Het bieden van tijdelijke verlichting van lage rugpijn is een lonende onderneming zolang het niet ten koste gaat van evidence-based behandeling, of aanzienlijk hogere kosten voor de patiënt.
- Li L.C., Bombardier C. Physical therapy management of low back pain: an exploratory survey of therapist approaches. Fysiotherapie. 2001; 81(4):1018-28.

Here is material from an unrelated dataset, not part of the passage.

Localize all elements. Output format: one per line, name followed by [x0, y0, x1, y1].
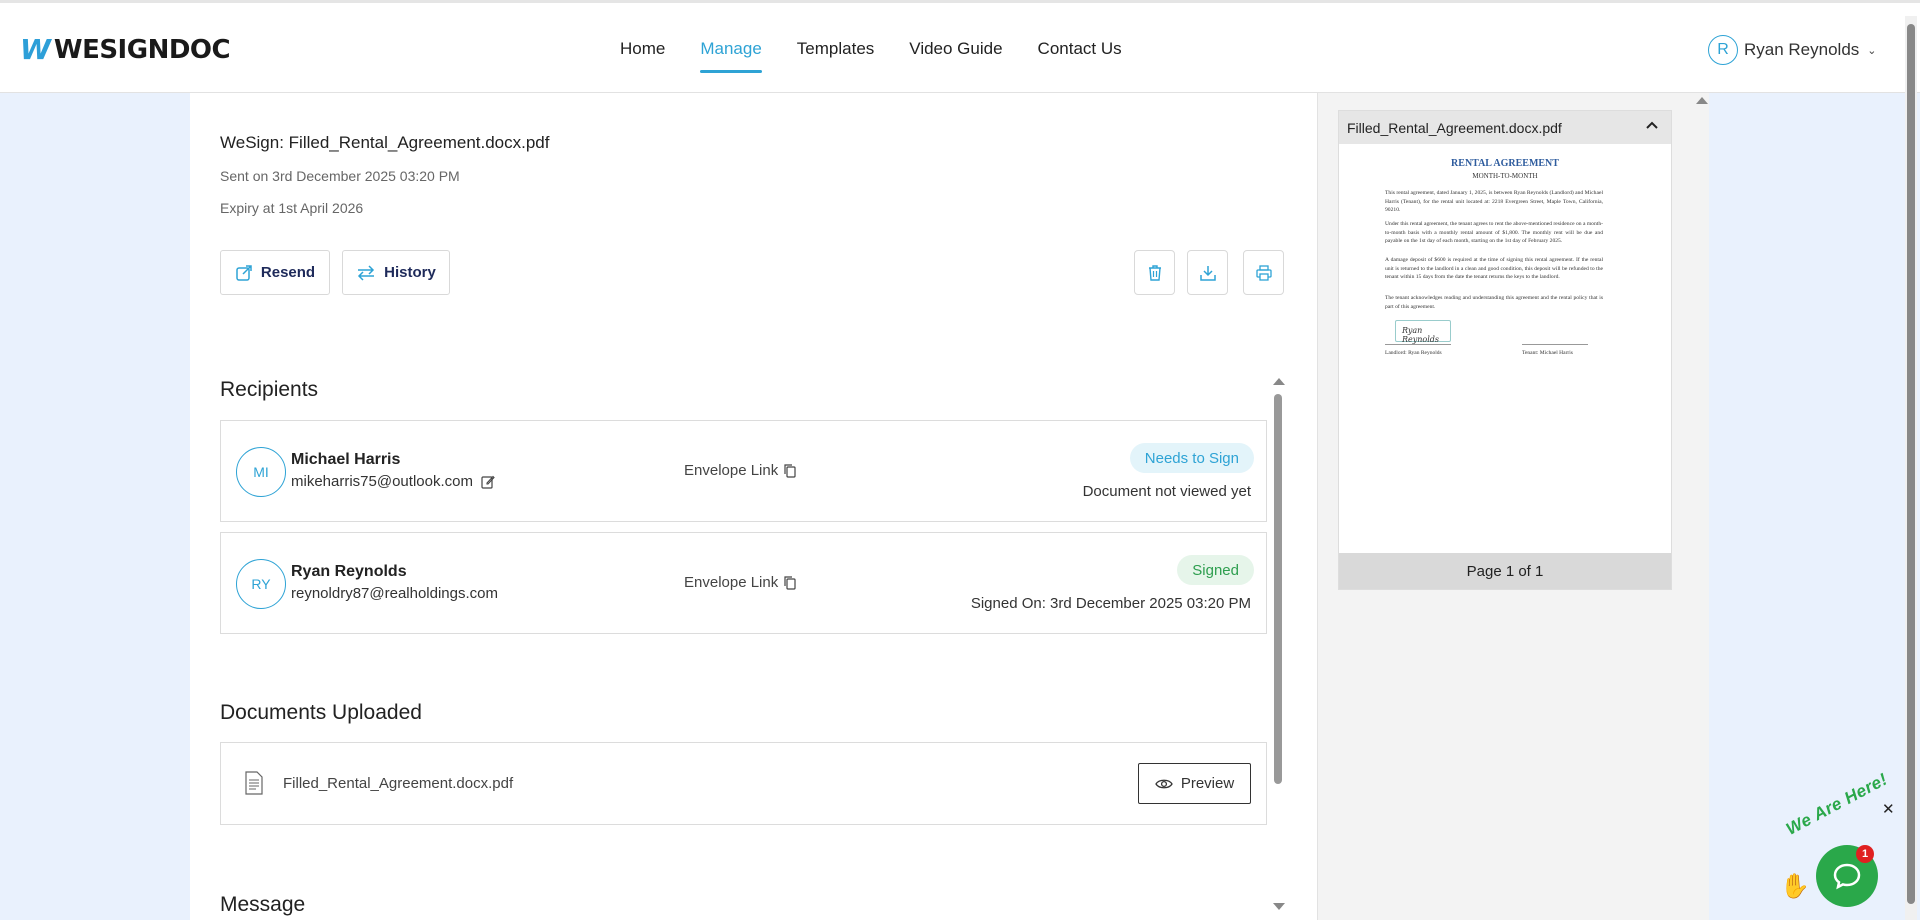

- Wegner I., Widyahening I.S., et al. Traction for low-back pain with or without sciatica. Cochrane Database Syst Rev. 2013; Aug 19;8.
- Schimmel J.J.P, de Kleuver M., et al. Geen effect van tractie bij patiënten met lage rugpijn: een single centre, single blind, gerandomiseerde gecontroleerde trial van Intervertebral Differential Dynamics Therapy. European Spine Journal. 2009; 18:1843-50.
- Chou R., Huffman L.H. Nonpharmacological therapies for acute and chronic low back pain: a review of the evidence for an American Pain Society/American College of Physicians clinical practice guideline. Annals of Internal Medicine. 2007;147(7):492-504.
- Gay R.E., Brault J.S. Evidence-informed management of chronic low back pain with traction therapy. Spine. 2008;8(1):234-42.